Phase 2: The $10 False Start
With my bad plan in hand, I moved to “Execute.” I fed my plan to the AMP code agent and asked it to build the tool. It produced an implementation, complete with a streaming parser, but its initial streaming implementation was buggy, and the API itself didn’t yield the required data.
This first attempt cost me about $10. The lesson was immediate and painful: Garbage in, garbage out. An AI agent executing a bad plan perfectly still leads to a bad outcome.
The Pivot: Verifiability is Key
I scrapped the first attempt and went back to the drawing board. I found the correct API (export your bookmark games) and re-wrote my plan.
But this time, I focused on “verifiability.” Before I wrote a single line of puzzle-extraction logic, I had the agent set up the full project scaffolding: CI/CD, linters, and type checks. This was a game-changer. It allowed the agent to “self-heal” its own code and, more importantly, gave me a clear “pass/fail” signal.
The AI Team: AMP Code + Devin
This is where the workflow got really interesting.
- AMP Code: I used this as my primary “coder.” I’d give it a task (e.g., “implement the puzzle extractor”), and it would work on it and create a pull request.
- Devin: I brought in Devin as my “AI review agent.” The code generated by AMP was… large. One PR was ~800 lines. Having Devin do a first pass to analyze the PR for bugs and performance issues before I even looked at it was incredibly helpful.
The Code & The Cost
This successful implementation cost about $42, which included the initial $10, and resulted in a working tool.
This isn’t just a story; it’s a real project. You can see the (admittedly messy) code, the AI-generated PRs, and the review process over at the GitHub repo: chess-puzzle-extractor.
Switching Tools: AMP vs. Windsurf
That $42 bill made me pause. For the remaining work, I decided to switch to Windsurf. It’s definitely cheaper, but I found the experience less smooth. It required more manual intervention and hand-holding to get things like tests to run properly, but it eventually got the job done.
A Hidden Gem: Devin’s “Deep Wiki”
One of the coolest things I discovered wasn’t even part of the main coding. I wanted to understand how Lichess itself implements its “LEARN FROM YOUR MISTAKES” feature. I used Devin’s “Ask Devin” and “Deep Wiki” features and pointed it at the massive Lichess codebase (lichess-org/lila).
It was amazing. It dug through the repo and came back with a clear, detailed explanation of how the feature works, complete with code references. As a tool for understanding a huge, unfamiliar codebase, this was invaluable.
What’s Next: Full Automation
The tool works, but it’s still manual. The goal is to make it fully automated, similar to the Chessable’s “Puzzle Connect” feature.
The next step is to have this tool automatically pull my games from Lichess and Chess.com right after I play, request the computer evaluation, and generate the new puzzles.
Final Lessons
So, what did I learn?
- Start Small: Don’t try to make the agent build everything at once.
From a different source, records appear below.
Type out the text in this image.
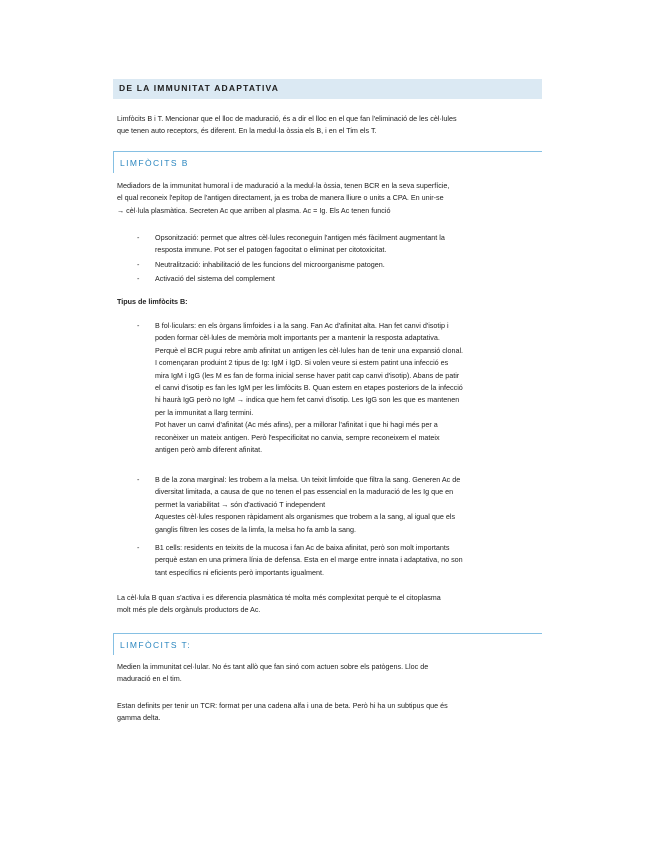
DE LA IMMUNITAT ADAPTATIVA
Limfòcits B i T. Mencionar que el lloc de maduració, és a dir el lloc en el que fan l'eliminació de les cèl·lules
que tenen auto receptors, és diferent. En la medul·la òssia els B, i en el Tim els T.
LIMFÒCITS B
Mediadors de la immunitat humoral i de maduració a la medul·la òssia, tenen BCR en la seva superfície,
el qual reconeix l'epítop de l'antigen directament, ja es troba de manera lliure o units a CPA. En unir-se
→ cèl·lula plasmàtica. Secreten Ac que arriben al plasma. Ac = Ig. Els Ac tenen funció
- Opsonització: permet que altres cèl·lules reconeguin l'antigen més fàcilment augmentant la
resposta immune. Pot ser el patogen fagocitat o eliminat per citotoxicitat.
- Neutralització: inhabilitació de les funcions del microorganisme patogen.
- Activació del sistema del complement
Tipus de limfòcits B:
- B fol·liculars: en els òrgans limfoides i a la sang. Fan Ac d'afinitat alta. Han fet canvi d'isotip i
poden formar cèl·lules de memòria molt importants per a mantenir la resposta adaptativa.
Perquè el BCR pugui rebre amb afinitat un antigen les cèl·lules han de tenir una expansió clonal.
I començaran produint 2 tipus de Ig: IgM i IgD. Si volen veure si estem patint una infecció es
mira IgM i IgG (les M es fan de forma inicial sense haver patit cap canvi d'isotip). Abans de patir
el canvi d'isotip es fan les IgM per les limfòcits B. Quan estem en etapes posteriors de la infecció
hi haurà IgG però no IgM → indica que hem fet canvi d'isotip. Les IgG son les que es mantenen
per la immunitat a llarg termini.
Pot haver un canvi d'afinitat (Ac més afins), per a millorar l'afinitat i que hi hagi més per a
reconèixer un mateix antigen. Però l'especificitat no canvia, sempre reconeixem el mateix
antigen però amb diferent afinitat.
- B de la zona marginal: les trobem a la melsa. Un teixit limfoide que filtra la sang. Generen Ac de
diversitat limitada, a causa de que no tenen el pas essencial en la maduració de les Ig que en
permet la variabilitat → són d'activació T independent
Aquestes cèl·lules responen ràpidament als organismes que trobem a la sang, al igual que els
ganglis filtren les coses de la limfa, la melsa ho fa amb la sang.
- B1 cells: residents en teixits de la mucosa i fan Ac de baixa afinitat, però son molt importants
perquè estan en una primera línia de defensa. Esta en el marge entre innata i adaptativa, no son
tant específics ni eficients però importants igualment.
La cèl·lula B quan s'activa i es diferencia plasmàtica té molta més complexitat perquè te el citoplasma
molt més ple dels orgànuls productors de Ac.
LIMFÒCITS T:
Medien la immunitat cel·lular. No és tant allò que fan sinó com actuen sobre els patògens. Lloc de
maduració en el tim.
Estan definits per tenir un TCR: format per una cadena alfa i una de beta. Però hi ha un subtipus que és
gamma delta.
- The Plan is Everything: A detailed and correct plan is the most critical part. An AI agent can’t read your mind, and it can’t save a bad plan.
- Build for Self-Healing: Linters, tests, and CI/CD aren’t “nice to haves”; they are essential for managing AI-generated code.
- You Are Still the Architect: You have to review the code, guide the process, and, most importantly, know what you want to build.
Even with the blunders (both mine and the AI’s), it’s pretty amazing that I could build a 1000-line project that solves a real problem for me in just a few fragmented hours.